After the episode aired, Eric Kohn of IndieWire published an article explaining why "'Adventure Time' is the best Sci-Fi show on TV right now". He praised the way in which the episode "deepen[ed] the world [of Ooo] in all kinds of morbidly fascinating ways." Furthermore, he compared it to Cormac McCarthy's book The Road, specifically citing the similarities between the mutant creatures in the episode and the "demented people" in the latter.

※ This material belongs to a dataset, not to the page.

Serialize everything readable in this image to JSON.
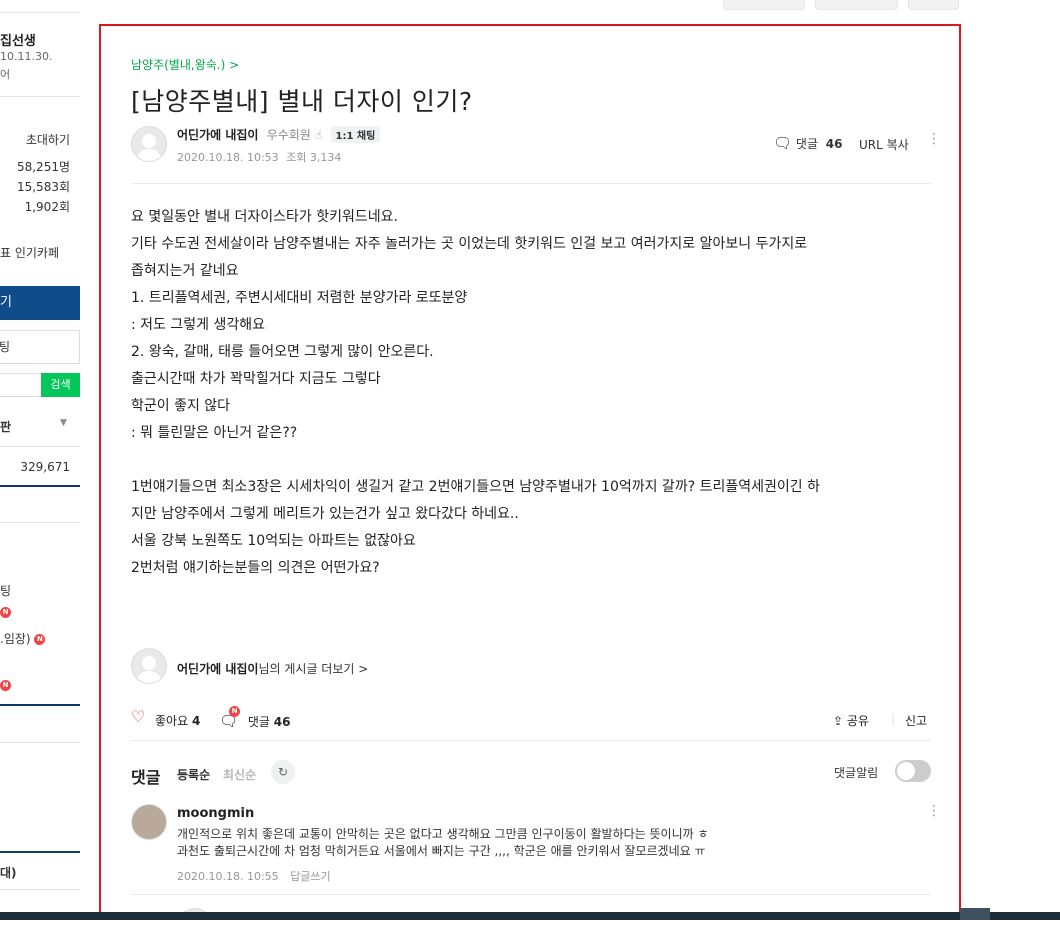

Kohn ultimately concluded that the series' "willingness to contemplate [the themes of the episode] while sticking to its unique combination of silliness and haunting beauty routinely transforms the show into a wondrous genre experiment."

Kendra Beltran of MTV Geek wrote that the episode "pushed Ice King and Marceline's history even more into the pits of your heart and twisted it ever so." She ultimately concluded that the episode was "a touching notch in the Adventure Time realm". Novelist Lev Grossman, in an interview with NPR praised the backstory of the Ice King and the exploration of his condition, noting that his origin is "psychologically plausible". Grossman praised the way the series was able to tackle the issues of mental illness, saying: "It's very affecting. My dad has been going through having Alzheimer's, and he's forgotten so much about who he used to be. And I look at him and think this cartoon is about my father dying."

The episode was later nominated for a Primetime Emmy Award for Short-format Animation at the 65th Primetime Emmy Awards, but lost to the Mickey Mouse episode "Croissant de Triomphe".